La nefasta estrategia del Estado colombiano contra la educación

Esta es y ha sido una estrategia de Estado: Golpear al sector educativo para generar distancias salariales con otras profesiones mermando cada vez más el presupuesto para la educación mientras la guerra o la defensa se lleva el mayor porcentaje, amén de lo que se roban los dirigentes de la clase política corrupta.
Cerrando a la clase media el acceso a otras profesiones dejando que cualquiera universidad de garaje escupa docentes por doquier sin calidad y en cantidad.
De su propio peculio los docentes van subiendo en el escalafón, pero solamente después de 20 años de servicio, alcanzan un salario de dignidad.
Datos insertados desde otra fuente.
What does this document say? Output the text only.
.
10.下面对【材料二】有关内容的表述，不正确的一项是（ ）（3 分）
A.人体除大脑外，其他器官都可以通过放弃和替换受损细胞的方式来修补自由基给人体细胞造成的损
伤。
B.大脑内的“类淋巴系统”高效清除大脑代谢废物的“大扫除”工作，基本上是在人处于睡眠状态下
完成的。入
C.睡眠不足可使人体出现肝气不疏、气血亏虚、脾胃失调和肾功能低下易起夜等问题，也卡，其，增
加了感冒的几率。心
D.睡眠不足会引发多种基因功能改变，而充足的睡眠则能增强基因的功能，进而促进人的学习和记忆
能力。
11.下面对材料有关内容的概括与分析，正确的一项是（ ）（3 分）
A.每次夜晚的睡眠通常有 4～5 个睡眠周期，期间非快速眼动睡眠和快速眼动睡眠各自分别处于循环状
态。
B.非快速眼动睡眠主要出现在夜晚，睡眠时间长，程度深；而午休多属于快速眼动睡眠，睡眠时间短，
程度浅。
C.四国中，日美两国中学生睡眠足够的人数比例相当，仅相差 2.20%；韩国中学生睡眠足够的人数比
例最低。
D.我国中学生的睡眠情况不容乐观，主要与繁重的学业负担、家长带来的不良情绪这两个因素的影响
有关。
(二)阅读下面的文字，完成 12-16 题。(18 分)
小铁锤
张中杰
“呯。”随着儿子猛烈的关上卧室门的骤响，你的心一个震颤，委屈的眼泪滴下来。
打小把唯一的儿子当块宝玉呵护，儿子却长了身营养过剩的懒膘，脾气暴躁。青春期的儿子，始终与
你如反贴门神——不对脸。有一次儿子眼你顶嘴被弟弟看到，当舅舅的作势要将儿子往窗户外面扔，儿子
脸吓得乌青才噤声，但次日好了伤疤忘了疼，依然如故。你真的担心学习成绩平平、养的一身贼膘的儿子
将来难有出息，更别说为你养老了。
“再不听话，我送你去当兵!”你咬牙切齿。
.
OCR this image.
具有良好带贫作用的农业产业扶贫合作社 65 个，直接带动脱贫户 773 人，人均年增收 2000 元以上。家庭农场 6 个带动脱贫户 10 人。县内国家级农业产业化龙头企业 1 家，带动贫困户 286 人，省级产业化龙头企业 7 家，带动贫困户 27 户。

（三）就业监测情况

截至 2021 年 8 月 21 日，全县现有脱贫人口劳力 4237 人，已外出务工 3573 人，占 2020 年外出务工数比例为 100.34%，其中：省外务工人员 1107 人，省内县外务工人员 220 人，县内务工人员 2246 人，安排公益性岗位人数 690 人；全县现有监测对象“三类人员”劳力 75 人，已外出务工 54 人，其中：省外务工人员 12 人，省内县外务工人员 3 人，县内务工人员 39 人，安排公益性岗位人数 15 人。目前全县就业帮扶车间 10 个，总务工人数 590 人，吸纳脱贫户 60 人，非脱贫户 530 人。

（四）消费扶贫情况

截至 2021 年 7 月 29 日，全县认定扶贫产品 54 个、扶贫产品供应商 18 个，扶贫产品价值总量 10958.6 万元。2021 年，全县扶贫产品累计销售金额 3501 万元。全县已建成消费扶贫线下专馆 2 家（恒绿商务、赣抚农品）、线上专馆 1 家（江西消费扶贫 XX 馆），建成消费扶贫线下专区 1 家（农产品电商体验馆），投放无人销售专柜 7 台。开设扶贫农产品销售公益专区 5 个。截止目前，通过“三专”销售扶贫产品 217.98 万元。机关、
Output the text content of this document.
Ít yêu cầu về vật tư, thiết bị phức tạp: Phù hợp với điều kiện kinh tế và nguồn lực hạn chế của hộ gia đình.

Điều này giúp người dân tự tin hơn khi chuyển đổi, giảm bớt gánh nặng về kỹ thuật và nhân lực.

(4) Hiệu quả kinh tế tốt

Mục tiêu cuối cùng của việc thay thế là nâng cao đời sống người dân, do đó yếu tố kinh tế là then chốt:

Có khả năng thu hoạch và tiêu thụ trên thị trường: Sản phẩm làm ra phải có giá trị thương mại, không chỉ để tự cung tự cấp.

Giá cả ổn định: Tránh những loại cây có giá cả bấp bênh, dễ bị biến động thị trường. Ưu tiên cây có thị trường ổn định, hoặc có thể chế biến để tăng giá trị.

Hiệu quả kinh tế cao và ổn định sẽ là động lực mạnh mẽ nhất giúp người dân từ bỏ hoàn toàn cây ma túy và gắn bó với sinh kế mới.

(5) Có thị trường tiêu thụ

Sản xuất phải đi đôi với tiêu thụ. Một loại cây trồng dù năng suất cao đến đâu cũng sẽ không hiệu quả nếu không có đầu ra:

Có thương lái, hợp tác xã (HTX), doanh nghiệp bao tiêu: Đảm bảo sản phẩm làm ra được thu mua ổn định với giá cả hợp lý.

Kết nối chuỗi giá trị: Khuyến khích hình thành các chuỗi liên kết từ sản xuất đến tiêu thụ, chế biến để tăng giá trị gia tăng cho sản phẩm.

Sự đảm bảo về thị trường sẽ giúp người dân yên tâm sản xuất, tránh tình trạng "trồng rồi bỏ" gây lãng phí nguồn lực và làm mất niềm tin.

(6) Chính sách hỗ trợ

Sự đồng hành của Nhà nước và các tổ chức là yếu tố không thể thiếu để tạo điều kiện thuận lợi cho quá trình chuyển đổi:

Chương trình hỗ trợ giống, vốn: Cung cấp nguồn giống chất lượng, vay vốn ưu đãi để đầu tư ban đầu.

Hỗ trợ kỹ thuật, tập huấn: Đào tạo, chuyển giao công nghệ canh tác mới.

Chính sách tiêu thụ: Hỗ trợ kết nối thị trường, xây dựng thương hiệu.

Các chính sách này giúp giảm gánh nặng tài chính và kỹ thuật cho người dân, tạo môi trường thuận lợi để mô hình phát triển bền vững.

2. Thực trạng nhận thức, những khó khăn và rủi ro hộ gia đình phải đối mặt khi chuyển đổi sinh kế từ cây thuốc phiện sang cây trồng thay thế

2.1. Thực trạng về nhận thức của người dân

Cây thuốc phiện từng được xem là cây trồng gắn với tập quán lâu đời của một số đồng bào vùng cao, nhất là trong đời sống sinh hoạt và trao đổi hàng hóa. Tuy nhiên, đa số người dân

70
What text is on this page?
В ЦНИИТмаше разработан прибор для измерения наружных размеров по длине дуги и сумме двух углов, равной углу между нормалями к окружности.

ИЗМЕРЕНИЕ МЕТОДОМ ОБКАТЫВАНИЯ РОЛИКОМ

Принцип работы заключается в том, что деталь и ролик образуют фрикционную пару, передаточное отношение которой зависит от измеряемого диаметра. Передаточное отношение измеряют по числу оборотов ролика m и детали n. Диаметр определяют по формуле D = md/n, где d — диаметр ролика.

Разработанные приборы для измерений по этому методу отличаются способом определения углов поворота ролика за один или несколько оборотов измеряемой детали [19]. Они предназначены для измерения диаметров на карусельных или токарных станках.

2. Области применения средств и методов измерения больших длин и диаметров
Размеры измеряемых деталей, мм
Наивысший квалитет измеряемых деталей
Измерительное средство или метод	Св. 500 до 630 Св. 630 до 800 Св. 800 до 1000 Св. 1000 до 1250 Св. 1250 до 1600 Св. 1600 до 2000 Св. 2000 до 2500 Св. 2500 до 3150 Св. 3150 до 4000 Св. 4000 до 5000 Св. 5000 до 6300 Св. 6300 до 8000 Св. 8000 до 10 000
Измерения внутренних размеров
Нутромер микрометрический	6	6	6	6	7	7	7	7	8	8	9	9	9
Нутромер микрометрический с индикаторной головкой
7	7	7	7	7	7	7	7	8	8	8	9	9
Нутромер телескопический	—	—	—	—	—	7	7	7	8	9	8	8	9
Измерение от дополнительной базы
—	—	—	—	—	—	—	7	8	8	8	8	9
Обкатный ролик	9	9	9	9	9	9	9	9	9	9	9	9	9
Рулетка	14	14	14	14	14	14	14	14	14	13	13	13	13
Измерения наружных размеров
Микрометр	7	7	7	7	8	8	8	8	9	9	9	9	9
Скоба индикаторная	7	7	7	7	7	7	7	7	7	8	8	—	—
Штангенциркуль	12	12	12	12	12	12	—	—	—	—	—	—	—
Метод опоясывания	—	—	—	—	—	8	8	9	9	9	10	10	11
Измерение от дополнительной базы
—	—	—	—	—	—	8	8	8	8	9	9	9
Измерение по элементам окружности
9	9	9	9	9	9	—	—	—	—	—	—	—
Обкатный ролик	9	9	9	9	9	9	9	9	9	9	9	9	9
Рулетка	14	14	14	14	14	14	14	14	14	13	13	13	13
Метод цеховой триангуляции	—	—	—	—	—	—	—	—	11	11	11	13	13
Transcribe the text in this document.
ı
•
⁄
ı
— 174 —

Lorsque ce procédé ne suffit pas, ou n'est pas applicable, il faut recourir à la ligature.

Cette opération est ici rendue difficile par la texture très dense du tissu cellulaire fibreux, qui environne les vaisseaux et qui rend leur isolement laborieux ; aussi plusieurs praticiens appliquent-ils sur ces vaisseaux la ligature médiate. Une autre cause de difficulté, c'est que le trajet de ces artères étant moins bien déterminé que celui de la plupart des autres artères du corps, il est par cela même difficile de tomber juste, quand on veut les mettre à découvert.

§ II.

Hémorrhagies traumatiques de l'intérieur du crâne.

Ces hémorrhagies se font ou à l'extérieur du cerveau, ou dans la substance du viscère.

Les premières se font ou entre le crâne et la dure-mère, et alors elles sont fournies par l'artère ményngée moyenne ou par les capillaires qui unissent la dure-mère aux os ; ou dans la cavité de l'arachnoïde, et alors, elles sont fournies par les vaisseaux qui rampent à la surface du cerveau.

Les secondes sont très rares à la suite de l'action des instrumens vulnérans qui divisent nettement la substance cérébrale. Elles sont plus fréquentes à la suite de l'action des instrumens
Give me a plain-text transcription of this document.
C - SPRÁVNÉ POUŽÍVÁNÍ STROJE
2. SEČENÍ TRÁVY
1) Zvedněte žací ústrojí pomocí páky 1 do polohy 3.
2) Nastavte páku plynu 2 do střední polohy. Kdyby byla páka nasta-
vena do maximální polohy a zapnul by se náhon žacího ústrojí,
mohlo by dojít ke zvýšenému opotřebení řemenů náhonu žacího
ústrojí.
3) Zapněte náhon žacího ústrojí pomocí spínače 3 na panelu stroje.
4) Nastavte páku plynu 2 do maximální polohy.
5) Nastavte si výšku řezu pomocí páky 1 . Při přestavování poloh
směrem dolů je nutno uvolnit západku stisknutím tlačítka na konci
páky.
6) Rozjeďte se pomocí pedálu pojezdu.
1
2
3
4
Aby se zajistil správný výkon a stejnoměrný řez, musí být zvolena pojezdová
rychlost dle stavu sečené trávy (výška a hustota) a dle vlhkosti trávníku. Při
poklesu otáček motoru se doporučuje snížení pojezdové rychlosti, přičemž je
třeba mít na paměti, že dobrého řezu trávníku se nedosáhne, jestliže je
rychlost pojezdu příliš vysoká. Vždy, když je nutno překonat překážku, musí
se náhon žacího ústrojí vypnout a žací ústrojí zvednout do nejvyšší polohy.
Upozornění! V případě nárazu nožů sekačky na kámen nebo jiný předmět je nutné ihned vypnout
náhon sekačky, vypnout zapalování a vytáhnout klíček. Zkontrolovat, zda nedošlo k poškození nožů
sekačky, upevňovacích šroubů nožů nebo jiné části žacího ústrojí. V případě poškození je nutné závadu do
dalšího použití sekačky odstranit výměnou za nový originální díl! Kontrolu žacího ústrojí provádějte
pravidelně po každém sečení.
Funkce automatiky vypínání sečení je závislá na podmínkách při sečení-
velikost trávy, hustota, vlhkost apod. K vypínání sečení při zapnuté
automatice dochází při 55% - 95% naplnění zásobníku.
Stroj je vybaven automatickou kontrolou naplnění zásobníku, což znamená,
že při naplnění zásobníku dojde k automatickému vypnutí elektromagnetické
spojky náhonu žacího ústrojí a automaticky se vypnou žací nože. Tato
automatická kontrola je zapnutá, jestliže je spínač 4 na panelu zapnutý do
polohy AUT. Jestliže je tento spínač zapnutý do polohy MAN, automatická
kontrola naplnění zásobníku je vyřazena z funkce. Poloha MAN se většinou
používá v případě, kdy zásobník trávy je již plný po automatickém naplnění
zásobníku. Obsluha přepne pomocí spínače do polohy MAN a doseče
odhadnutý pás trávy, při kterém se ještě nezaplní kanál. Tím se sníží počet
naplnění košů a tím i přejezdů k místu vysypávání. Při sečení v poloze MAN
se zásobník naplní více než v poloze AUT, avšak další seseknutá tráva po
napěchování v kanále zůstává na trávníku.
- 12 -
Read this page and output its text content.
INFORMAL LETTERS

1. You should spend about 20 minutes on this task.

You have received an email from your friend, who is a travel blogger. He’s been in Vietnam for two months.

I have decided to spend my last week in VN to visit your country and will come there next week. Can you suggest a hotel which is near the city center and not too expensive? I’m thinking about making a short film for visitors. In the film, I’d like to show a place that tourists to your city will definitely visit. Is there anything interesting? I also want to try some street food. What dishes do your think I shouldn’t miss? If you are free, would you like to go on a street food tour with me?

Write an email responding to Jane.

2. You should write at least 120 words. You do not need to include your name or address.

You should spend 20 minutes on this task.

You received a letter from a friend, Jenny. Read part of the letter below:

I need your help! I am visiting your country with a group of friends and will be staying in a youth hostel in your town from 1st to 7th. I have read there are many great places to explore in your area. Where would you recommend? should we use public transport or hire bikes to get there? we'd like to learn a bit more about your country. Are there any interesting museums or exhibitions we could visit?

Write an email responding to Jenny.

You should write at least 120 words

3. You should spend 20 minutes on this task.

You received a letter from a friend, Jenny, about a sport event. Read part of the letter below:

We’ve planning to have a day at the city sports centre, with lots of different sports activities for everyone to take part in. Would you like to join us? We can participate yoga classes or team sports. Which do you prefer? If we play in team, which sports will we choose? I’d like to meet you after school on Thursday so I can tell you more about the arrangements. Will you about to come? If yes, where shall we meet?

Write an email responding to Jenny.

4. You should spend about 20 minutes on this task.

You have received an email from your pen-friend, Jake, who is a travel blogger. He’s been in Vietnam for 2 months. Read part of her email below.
El Estado demuestra así que le tiene miedo a un pueblo educado por eso lo destierra al mundo de las tinieblas y a la pérdida de unidad, organización y lucha, negándole el bienestar y la paz con justicia social.
Los sindicatos saben esto y desgraciadamente sus directivos y no las bases, desdeñan de la lucha organizada por la defensa de la educación popular, por ésta que parece, es la esencia para procesos de verdadera liberación nacional.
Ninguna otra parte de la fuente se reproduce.